Es comprensible que las diversas exigencias de la invasión hayan desviado la atención del presidente de Ucrania hacia otros asuntos, pero sería un error no exigirle a él y al gobierno ucraniano que lleven a cabo las reformas necesarias. También sería un error confundir el bien ganado estatus de los ucranianos como nobles guerreros por una causa justa con la nobleza en su conjunto; la justicia y la corrupción pueden coexistir. Son errores que Estados Unidos cometió en Afganistán, una experiencia que muestra el peligro existencial de repetirlos en Ucrania.

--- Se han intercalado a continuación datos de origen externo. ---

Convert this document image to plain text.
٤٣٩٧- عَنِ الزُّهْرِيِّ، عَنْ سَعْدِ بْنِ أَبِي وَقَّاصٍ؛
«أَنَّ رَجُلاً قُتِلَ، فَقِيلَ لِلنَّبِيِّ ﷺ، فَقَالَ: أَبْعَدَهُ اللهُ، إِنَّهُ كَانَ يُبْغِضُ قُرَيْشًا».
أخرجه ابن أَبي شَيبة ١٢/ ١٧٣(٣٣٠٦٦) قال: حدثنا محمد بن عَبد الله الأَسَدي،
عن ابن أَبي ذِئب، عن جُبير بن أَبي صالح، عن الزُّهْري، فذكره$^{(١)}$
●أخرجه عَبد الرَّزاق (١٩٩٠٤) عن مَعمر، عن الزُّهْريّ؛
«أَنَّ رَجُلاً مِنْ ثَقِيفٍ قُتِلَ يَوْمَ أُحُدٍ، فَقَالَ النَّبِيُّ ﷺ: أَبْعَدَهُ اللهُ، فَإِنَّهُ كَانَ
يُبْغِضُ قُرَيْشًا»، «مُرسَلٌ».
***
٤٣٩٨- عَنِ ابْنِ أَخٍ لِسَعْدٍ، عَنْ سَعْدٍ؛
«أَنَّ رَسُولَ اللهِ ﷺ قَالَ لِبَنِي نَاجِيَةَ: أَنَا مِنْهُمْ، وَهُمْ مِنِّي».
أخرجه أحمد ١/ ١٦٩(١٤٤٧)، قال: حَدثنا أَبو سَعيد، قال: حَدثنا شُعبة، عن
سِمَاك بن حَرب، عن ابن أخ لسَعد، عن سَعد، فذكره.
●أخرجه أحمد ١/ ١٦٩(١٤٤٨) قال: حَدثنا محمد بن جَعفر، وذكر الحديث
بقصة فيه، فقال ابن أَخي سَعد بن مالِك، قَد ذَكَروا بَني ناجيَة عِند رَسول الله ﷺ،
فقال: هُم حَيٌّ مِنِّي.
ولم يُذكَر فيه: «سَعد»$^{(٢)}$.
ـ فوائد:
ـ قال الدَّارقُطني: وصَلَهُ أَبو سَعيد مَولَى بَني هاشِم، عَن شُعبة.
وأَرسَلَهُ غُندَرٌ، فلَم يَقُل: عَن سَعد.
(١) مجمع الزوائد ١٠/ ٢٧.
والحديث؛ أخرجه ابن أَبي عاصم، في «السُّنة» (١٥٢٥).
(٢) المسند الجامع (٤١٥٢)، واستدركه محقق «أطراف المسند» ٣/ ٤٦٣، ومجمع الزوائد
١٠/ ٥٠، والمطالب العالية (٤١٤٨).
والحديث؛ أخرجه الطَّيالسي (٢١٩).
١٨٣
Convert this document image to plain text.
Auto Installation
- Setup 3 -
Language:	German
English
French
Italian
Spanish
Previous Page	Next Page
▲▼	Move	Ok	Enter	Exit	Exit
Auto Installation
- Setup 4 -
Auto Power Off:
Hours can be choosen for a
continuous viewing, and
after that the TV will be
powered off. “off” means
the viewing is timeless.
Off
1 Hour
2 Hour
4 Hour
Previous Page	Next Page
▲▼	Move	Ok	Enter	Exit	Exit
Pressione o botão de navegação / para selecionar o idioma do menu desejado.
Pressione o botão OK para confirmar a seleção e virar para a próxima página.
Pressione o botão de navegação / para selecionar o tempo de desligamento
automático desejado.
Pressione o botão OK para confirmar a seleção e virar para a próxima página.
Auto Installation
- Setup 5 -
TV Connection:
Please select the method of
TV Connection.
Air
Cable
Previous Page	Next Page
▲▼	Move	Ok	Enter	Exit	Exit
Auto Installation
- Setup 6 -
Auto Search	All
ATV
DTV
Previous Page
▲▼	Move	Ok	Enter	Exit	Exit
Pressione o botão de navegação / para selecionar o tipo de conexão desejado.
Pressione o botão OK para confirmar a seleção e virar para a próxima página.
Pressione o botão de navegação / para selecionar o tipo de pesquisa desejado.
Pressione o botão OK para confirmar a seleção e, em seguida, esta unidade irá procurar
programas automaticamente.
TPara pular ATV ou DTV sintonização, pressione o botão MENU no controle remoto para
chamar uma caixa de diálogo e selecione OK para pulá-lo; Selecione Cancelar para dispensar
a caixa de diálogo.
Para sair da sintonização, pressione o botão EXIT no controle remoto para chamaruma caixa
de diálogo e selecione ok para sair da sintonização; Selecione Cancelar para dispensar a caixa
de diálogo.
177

Veinte años de lecciones de Afganistán
Aunque no fue la causa singular del fracaso estratégico en Afganistán, el carácter cleptocrático del gobierno de Kabul contribuyó al menos en gran medida. La corrupción fue el rasgo definitorio de los ministerios afganos, reduciendo la eficacia en la prestación de servicios esenciales y provocando una pérdida de legitimidad a nivel local, el lugar tradicional del poder político en Afganistán. Esta pérdida de legitimidad creó un espacio de influencia que los talibanes pudieron explotar como solución de gobierno alternativa para un pueblo afgano que llevaba cuarenta años sufriendo un conflicto casi constante y que simplemente quería un poco de seguridad y justicia.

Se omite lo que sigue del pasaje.